This morning I woke up early and realize 7 years ago today, I walked down the aisle to my best friend. It was probably one of the hottest days of the entire year ( nearly 114 outside ) and I felt terrible for all the boys in their tuxes.
Looking back it’s crazy to think how much time was spent scouring bridal magazines and asking my friends for advice on colors and how to coordinate everything to flow together. I would stress about everything and of course, everything came together in one picture perfect day filled with all my favorite people in one room. I’ve written about our marriage over the years ( five years , six years )
- Learn How To Be Better – I’ve written about being a better wife and share some vulnerable moments with you all. But what I mean by being better is that nobody is perfect and I never expect Zach or myself to have it all together. We just learn how to be better with whatever obstacle is presented to us. We both strive to be better together and apart by giving one another space when needed, keeping communication open and learning to just appreciate the time together.

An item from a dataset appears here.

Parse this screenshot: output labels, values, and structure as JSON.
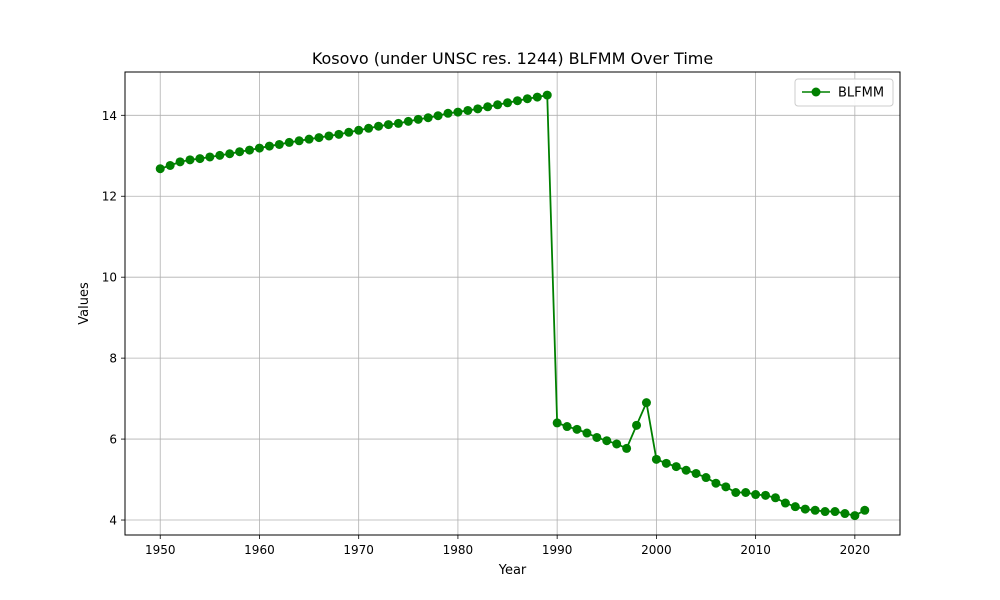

- Work On Yourself – It can be tempting to blame your partner when your relationship is upsetting you or to think like “If only he didn’t care about…” These emotion start to divide your relationship. Having little steps to learn more about yourself, how you operate and what your triggers are can help hopefully eliminate fights in the future.
- Experience Together – Life is a series of ups and downs and experiencing these emotions together is what makes life more interesting. We make it a point to try and do a vacation together without the kids to really appreciate one another again. We’ll rent a bike, go on a hike or try a new restaurant jus the two of us.

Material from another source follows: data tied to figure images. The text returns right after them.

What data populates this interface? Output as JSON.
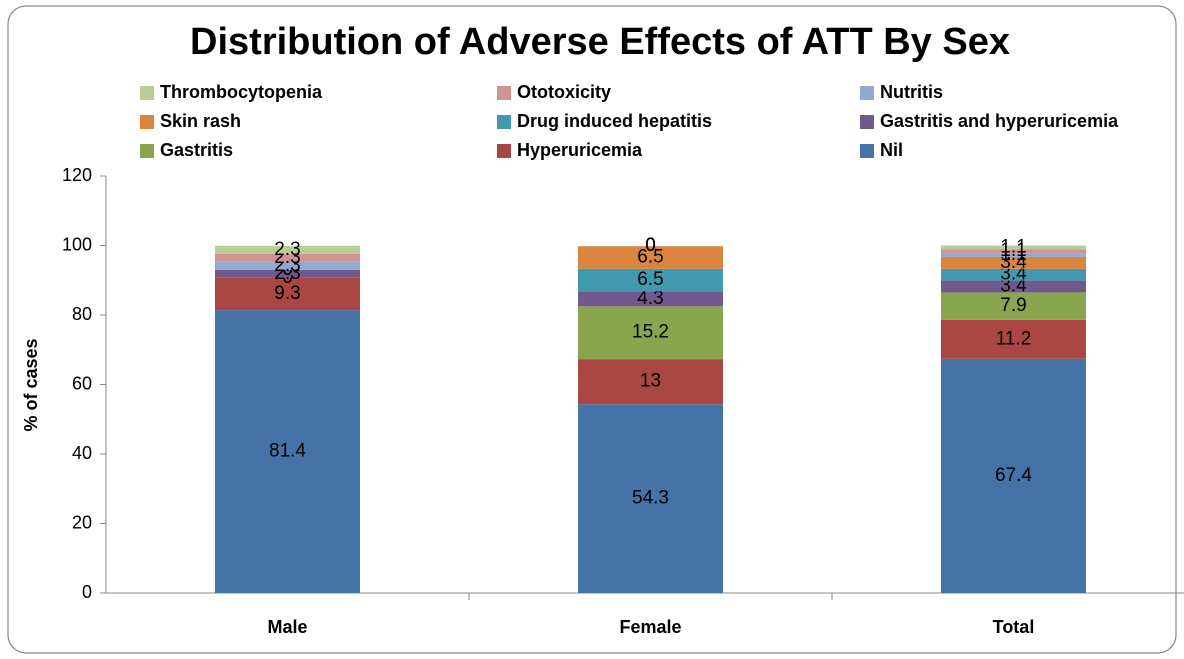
{
  "chart_data": {
    "type": "stacked_bar",
    "title": "Distribution of Adverse Effects of ATT  By Sex",
    "y_label": "% of cases",
    "categories": [
      "Male",
      "Female",
      "Total"
    ],
    "series": [
      {
        "name": "Nil",
        "color": "#4572a7",
        "values": [
          81.4,
          54.3,
          67.4
        ]
      },
      {
        "name": "Hyperuricemia",
        "color": "#aa4643",
        "values": [
          9.3,
          13,
          11.2
        ]
      },
      {
        "name": "Gastritis",
        "color": "#89a54e",
        "values": [
          0,
          15.2,
          7.9
        ]
      },
      {
        "name": "Gastritis and hyperuricemia",
        "color": "#71588f",
        "values": [
          2.3,
          4.3,
          3.4
        ]
      },
      {
        "name": "Drug induced hepatitis",
        "color": "#4198af",
        "values": [
          0,
          6.5,
          3.4
        ]
      },
      {
        "name": "Skin rash",
        "color": "#db843d",
        "values": [
          0,
          6.5,
          3.4
        ]
      },
      {
        "name": "Nutritis",
        "color": "#93a9cf",
        "values": [
          2.3,
          0,
          1.1
        ]
      },
      {
        "name": "Ototoxicity",
        "color": "#d19392",
        "values": [
          2.3,
          0,
          1.1
        ]
      },
      {
        "name": "Thrombocytopenia",
        "color": "#b9cd96",
        "values": [
          2.3,
          0,
          1.1
        ]
      }
    ],
    "ylim": [
      0,
      120
    ],
    "yticks": [
      0,
      20,
      40,
      60,
      80,
      100,
      120
    ],
    "grid": false
  }
}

- Have Friends That Are Also Couples – It was a challenge when we first moved to Atlanta to try and find a date night together because none of our friends had kids. Now that we’re getting older, several friends have kids and are now couples which we can relate with.
- Communicate Often– Zach and I make it a point to have as much open communication as we can. We both like to know what time the other one will be getting home after a long day of work or out with friends. It’s not that we need to check in but we just like to have a plan on what’s going on. We talk throughout the day too and are always honest with one another about our feelings and what we’re doing. This really helps us both feel appreciated and heard.

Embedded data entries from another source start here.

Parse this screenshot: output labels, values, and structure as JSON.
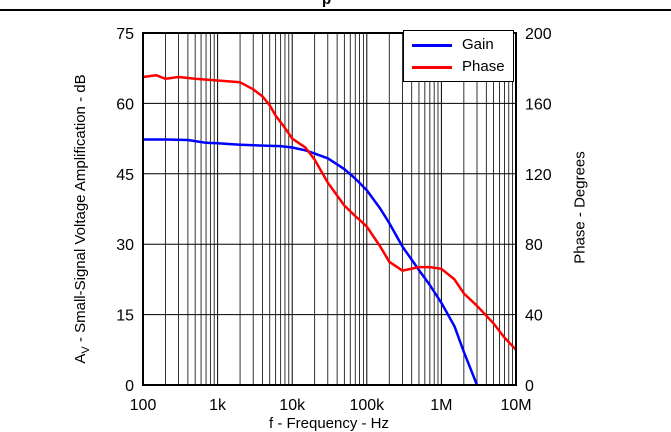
{
  "chart_data": {
    "type": "line",
    "title": "",
    "header_fragment": "p",
    "xlabel": "f - Frequency - Hz",
    "ylabel_left": "AV - Small-Signal Voltage Amplification - dB",
    "ylabel_left_parts": {
      "main": "A",
      "subscript": "V",
      "rest": " - Small-Signal Voltage Amplification - dB"
    },
    "ylabel_right": "Phase - Degrees",
    "x_scale": "log",
    "xlim": [
      100,
      10000000
    ],
    "x_ticks": [
      "100",
      "1k",
      "10k",
      "100k",
      "1M",
      "10M"
    ],
    "ylim_left": [
      0,
      75
    ],
    "y_ticks_left": [
      "0",
      "15",
      "30",
      "45",
      "60",
      "75"
    ],
    "ylim_right": [
      0,
      200
    ],
    "y_ticks_right": [
      "0",
      "40",
      "80",
      "120",
      "160",
      "200"
    ],
    "grid": true,
    "legend_position": "top-right",
    "series": [
      {
        "name": "Gain",
        "axis": "left",
        "color": "#0000ff",
        "points": [
          [
            100,
            52.3
          ],
          [
            200,
            52.3
          ],
          [
            400,
            52.2
          ],
          [
            700,
            51.6
          ],
          [
            1000,
            51.5
          ],
          [
            2000,
            51.2
          ],
          [
            4000,
            51.0
          ],
          [
            7000,
            50.9
          ],
          [
            10000,
            50.6
          ],
          [
            15000,
            50.0
          ],
          [
            20000,
            49.3
          ],
          [
            30000,
            48.3
          ],
          [
            50000,
            46.0
          ],
          [
            70000,
            44.0
          ],
          [
            100000,
            41.5
          ],
          [
            150000,
            37.7
          ],
          [
            200000,
            34.5
          ],
          [
            300000,
            29.5
          ],
          [
            500000,
            24.5
          ],
          [
            700000,
            21.3
          ],
          [
            1000000,
            17.5
          ],
          [
            1500000,
            12.5
          ],
          [
            2000000,
            7.0
          ],
          [
            3000000,
            0
          ]
        ]
      },
      {
        "name": "Phase",
        "axis": "right",
        "color": "#ff0000",
        "points": [
          [
            100,
            175
          ],
          [
            150,
            176
          ],
          [
            200,
            174
          ],
          [
            300,
            175
          ],
          [
            500,
            174
          ],
          [
            1000,
            173
          ],
          [
            2000,
            172
          ],
          [
            3000,
            168
          ],
          [
            4000,
            164
          ],
          [
            5000,
            159
          ],
          [
            6000,
            153
          ],
          [
            8000,
            146
          ],
          [
            10000,
            140
          ],
          [
            15000,
            135
          ],
          [
            20000,
            128
          ],
          [
            30000,
            115
          ],
          [
            50000,
            102
          ],
          [
            70000,
            96
          ],
          [
            100000,
            90
          ],
          [
            150000,
            79
          ],
          [
            200000,
            70
          ],
          [
            300000,
            65
          ],
          [
            500000,
            67
          ],
          [
            700000,
            67
          ],
          [
            1000000,
            66
          ],
          [
            1500000,
            60
          ],
          [
            2000000,
            52
          ],
          [
            3000000,
            45
          ],
          [
            5000000,
            35
          ],
          [
            7000000,
            27
          ],
          [
            10000000,
            20
          ]
        ]
      }
    ]
  }
}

- Remember Nobody Is Perfect– It’s so easy to compare yourself to other couples who seem to be more successful, have everything together but in reality, it’s not the case. Social Media has a huge influence in playing a pivotal role in how couples should act or be 24/7. What makes a successful marriage are not the issues that happen but how you handle them together.
- Look At The Humor – Zach is always great about looking at the bright side of any issue and laughing it off. I tend to take things more to heart but always appreciate how he can let several things roll off of him. Sometimes we dance around our kitchen to songs that make us laugh and smile. Laughing together is one of the best things I love about our marriage
I’m sure there are several more things that I can say about how to have a successful marriage but these are the key things that have made us enjoy one another, our time together and knowing our choice was correct when we said ” I Do” seven years ago.